И Громов не совладал с собой:
— Леокадия?!
В кабинет к ней входил он потом с тоскливым ощущением неясной своей вины, входил, ненавидя себя в эту минуту, бочком, и лишь когда увидал, как стала перед ним нескладная Леокадия, опустив длинные руки, как приоткрыла в смущенной улыбке маленький рот, лишь тогда он слегка оправился, и на секунду мелькнуло, будто Леокадия может сделать шпагат и так — в явно коротковатом для нее белом халате, причем сейчас Громов почему-то против этого не был.
Леокадия тоже не удержалась:
— Вот уж не ожидала!
— Да тут и не хотел ба, — как можно бодрее начал Громов и осекся, и, чтобы совсем не зарапортоваться, примолк — только махнул рукой.
Они уже сели оба, и Леокадия и с недоверием, но и как бы с надеждой спросила:
— Приболел?
Громова потянуло вдруг выговориться:
— Я то?.. Не-е!.. Я как отлежал раз, еще пацаном, когда в колонии. Сразу после войны. Ну, и это… напугался, наверно, организм. Вроде того, что хватит. И с тех пор ничем. Не простывал даже. Я если перекинусь, так сразу, не-е! — И тут у него вдруг сломался голос. — Артюха… Артем! Ну, сын.
Леокадия нахмурилась, поджала губы, глаза у нее стали такие жалостливые, такие понимающие, что Громову вдруг ясно сделалось, разобьется, а выручит, и это его зажгло, прошла всякая неловкость, стал горячо рассказывать, а она то сочувственно поддакивала, а то переспрашивала заботливо. Громов до этого и представить себе не мог, что можно с кем-то чужим о сыне о своем поговорить так душевно.
Потом Леокадия вдруг стремительно поднялась, под накрахмаленную высокую шапочку решительно стала заталкивать жиденькие кудряшки.

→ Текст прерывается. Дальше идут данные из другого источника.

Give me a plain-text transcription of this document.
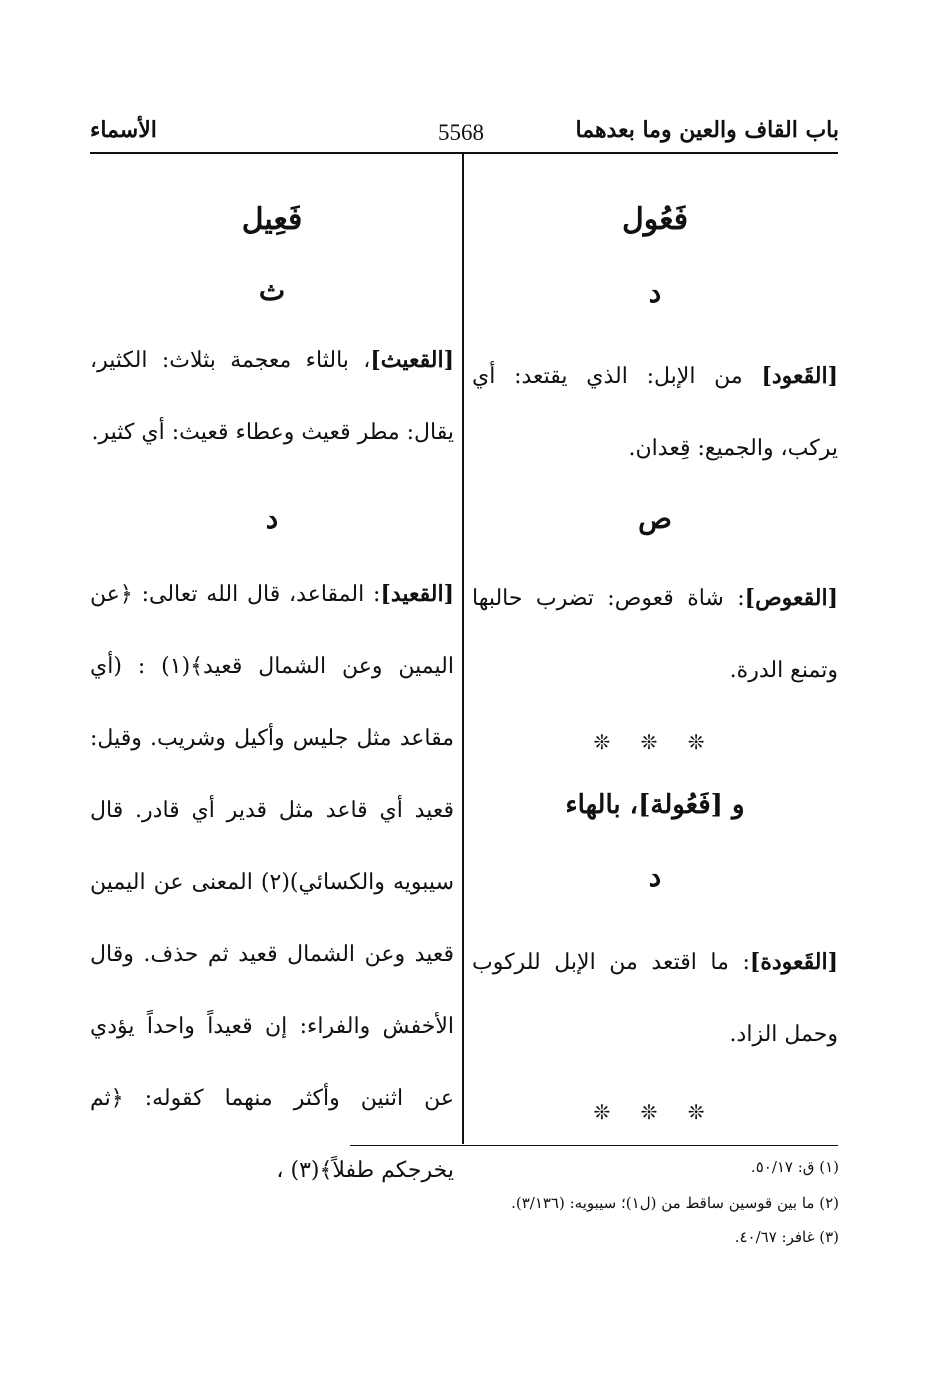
باب القاف والعين وما بعدهما
5568
الأسماء
فَعُول
د
[القَعود] من الإبل: الذي يقتعد: أي يركب، والجميع: قِعدان.
ص
[القعوص]: شاة قعوص: تضرب حالبها وتمنع الدرة.
❊ ❊ ❊
و [فَعُولة]، بالهاء
د
[القَعودة]: ما اقتعد من الإبل للركوب وحمل الزاد.
❊ ❊ ❊
فَعِيل
ث
[القعيث]، بالثاء معجمة بثلاث: الكثير، يقال: مطر قعيث وعطاء قعيث: أي كثير.
د
[القعيد]: المقاعد، قال الله تعالى: ﴿عن اليمين وعن الشمال قعيد﴾(١) : (أي مقاعد مثل جليس وأكيل وشريب. وقيل: قعيد أي قاعد مثل قدير أي قادر. قال سيبويه والكسائي)(٢) المعنى عن اليمين قعيد وعن الشمال قعيد ثم حذف. وقال الأخفش والفراء: إن قعيداً واحداً يؤدي عن اثنين وأكثر منهما كقوله: ﴿ثم يخرجكم طفلاً﴾(٣) ،	(١) ق: ٥٠/١٧.
(٢) ما بين قوسين ساقط من (ل١)؛ سيبويه: (٣/١٣٦).
(٣) غافر: ٤٠/٦٧.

— В общем, Коля, так: жди здесь. Долго не будет, не волнуйся. Надо и все объяснить, и хорошенько посоветоваться — жди.
Сунула узкие ладони в карманы халата, одинаково зацепилась за края большими пальцами и, чуть согнувшись, шагнула к двери, потом застыла на миг, обернулась:
— А моему восемь скоро.
Громову тоже захотелось ответить участием, чуткость проявить к Леокадии. Все продолжая сидеть, спросил свойски:
— Отец-то?.. Не объявлялся?
И тут Леокадия нагнула голову совсем низко и выдернула из кармана руку, еще издали протягивая ее толкнуть дверь.
Громов посмотрел на дрогнувшие над матовым стеклом белые занавески и шевельнул руками: может, мол, зря спросил?
Теперь он огляделся, не торопясь: по стенкам стеллажи с коробками лекарств и со стопками белья, обитая железом и белой эмалью крашеная дверь под висячим замком в другую комнату — богатое у бабенки хозяйство! И снова посмотрел внимательно на белые занавесочки под матовым стеклом: ох, зря!..
Леокадии, конечно, крупно не повезло, тут уж куда ни кинь. И виновата, если разбираться стать, не сама она, не бывший ее муж, не кто-либо пятый или десятый… Стройка виновата, это факт. Тут же, на Авдеевской площадке, как вышло: парней сперва было один, два и обчелся, а девчат понавезли — мать честная! Одни тебе после десятого всем классом, другие всей группой после училища. И ткачихи тебе какие-нибудь молоденькие, и бывшие парикмахерши, а Громов, например, с кондитершей было задружил, да кто только тогда себе мозоли ломом не набивал — романтика считалось, а как же!.. На танцах глянешь на них — одна другой краше. Вот и ходили гоголем перед ними рукастые авдеевские пареньки, и выбирали придирчиво — только и того, что при всех не щупали. Его бы раньше в деревне Гриша Косенький или еще как, а тут — первый парень. Эти, что лучших невест тогда порасхватали, до сих пор кум королю живут, потому что хорошенько знают цену и самим себе и женам своим, красавицам. А потом наоборот вышло. Поправляя дело, в единый раз привезли на стройку эшелон с демобилизованными, с гвардейцами, можно сказать, какие были хлопцы — да что там!.. И гвардейцы эти с пылу да с жару всех тебе, какие только остались, дурнушек, всех до единой убогеньких разобрали. В молодежном кафе, бывало, чуть ли не каждый день по три, по четыре свадьбы играли, да так шумно, что у девчат, у бедных бывших невест, до сих пор голова болит — какой уже год длится похмелье!..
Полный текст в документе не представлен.